Development of the controllable solid–liquid biphasic solvent for CO2 capture: Molecular configurations and regulation mechanisms

Abstract

Solid-liquid phase change controllable absorbents can effectively regulate the solution absorption products as crystalline solids at the same time, but also to avoid the crystalline solid products in the early stage of the reaction throughout the continuous production, which can lead to equipment clogging, fouling and other problems. However, the structure-effect relationship of the regulator in the absorption solution is not clear at this stage. In this study, multistage amine/AMP/NMF solid–liquid phase change controllable adsorbents were fabricated to regulate the phase change nodes and product morphology of AMP/NMF-based solid–liquid phase change adsorbents using different structural multistage amines as regulators. Meanwhile, the effects of organic amines with different structural features as phase change regulators on solid–liquid phase change controllable absorbents were investigated by comparing the structural features (straight-chain amines, cycloalkyl amines, and symmetry of organic amines) and amine group types (primary and secondary amines).
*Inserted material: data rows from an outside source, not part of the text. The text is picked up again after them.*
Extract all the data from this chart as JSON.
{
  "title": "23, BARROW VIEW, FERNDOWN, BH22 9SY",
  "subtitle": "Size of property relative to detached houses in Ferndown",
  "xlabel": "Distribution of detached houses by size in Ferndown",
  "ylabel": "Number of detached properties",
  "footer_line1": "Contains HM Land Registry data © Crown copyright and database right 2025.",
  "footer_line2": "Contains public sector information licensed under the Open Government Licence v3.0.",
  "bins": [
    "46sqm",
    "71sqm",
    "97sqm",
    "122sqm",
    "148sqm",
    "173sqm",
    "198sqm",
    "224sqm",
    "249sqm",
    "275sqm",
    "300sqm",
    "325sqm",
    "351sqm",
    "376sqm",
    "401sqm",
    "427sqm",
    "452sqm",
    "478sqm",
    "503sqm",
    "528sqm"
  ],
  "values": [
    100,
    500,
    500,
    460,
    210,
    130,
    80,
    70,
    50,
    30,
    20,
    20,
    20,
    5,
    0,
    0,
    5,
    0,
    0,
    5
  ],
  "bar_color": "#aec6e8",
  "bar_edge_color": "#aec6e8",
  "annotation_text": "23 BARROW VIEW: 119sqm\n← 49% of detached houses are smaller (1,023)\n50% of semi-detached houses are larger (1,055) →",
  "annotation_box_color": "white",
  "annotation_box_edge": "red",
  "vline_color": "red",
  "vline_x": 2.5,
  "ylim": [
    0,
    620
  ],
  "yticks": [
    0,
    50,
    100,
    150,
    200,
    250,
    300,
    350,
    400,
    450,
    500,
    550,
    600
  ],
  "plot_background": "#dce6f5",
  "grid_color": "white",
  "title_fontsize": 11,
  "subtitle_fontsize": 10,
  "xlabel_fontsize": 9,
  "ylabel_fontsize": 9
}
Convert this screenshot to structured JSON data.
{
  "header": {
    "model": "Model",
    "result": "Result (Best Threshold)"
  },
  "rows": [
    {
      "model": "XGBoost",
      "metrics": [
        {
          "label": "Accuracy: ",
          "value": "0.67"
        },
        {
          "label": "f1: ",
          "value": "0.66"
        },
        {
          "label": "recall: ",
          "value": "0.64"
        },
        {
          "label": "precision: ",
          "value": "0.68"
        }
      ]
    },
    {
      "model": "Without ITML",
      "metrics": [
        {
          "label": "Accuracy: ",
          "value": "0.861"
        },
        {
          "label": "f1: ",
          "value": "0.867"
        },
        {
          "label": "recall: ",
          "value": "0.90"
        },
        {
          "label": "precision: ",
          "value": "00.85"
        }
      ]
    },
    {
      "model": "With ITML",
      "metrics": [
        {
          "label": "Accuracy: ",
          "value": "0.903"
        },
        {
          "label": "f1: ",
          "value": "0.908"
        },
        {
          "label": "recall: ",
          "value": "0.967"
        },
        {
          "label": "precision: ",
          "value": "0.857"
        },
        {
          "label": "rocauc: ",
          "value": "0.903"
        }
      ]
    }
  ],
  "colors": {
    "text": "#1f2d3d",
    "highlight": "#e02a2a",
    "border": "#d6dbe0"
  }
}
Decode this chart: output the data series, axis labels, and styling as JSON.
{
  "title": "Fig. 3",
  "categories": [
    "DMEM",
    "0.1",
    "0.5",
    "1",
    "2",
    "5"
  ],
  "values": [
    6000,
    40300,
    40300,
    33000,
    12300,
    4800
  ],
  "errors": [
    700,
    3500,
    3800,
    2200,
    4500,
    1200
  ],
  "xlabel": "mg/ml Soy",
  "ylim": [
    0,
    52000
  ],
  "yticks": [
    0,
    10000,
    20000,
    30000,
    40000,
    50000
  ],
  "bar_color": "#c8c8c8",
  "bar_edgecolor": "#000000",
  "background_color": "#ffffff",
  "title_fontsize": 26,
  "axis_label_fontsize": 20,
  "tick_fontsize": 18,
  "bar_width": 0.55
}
The results showed that ethylenediamine (EDA) and piperazine (PZ) could be used as solid–liquid phase change controllable absorbents for phase change modulation, however, the absorbents also underwent solid–liquid phase change near saturation and the products were in the form of crystal powder. Therefore, the influence mechanism of the regulators on the occurrence of phase change nodes and the formation state of the products is also described. The primary amino group tended to react with carbon dioxide (CO₂) to form carbamates and the secondary amino group tended to deprotonate. However, the protonated secondary amine group would weaken the interaction force between the products. During the reaction, mono-carbamates reduced the interaction strength of the process products and enhanced their solubility in the solvent making the reaction process homogeneous. The final product dicarbamate enhanced the interaction between the products and caused the products to self-aggregate and precipitate as crystalline solids. Straight chain amine EDA as a regulator, the final product was mainly through the strong hydrogen bonding effect, so that the product aggregation was crystalline; while the cycloalkyl amine PZ as a regulator, the final product could be not only through the strong hydrogen bond linked, but also formed a strong steric hindrance effect.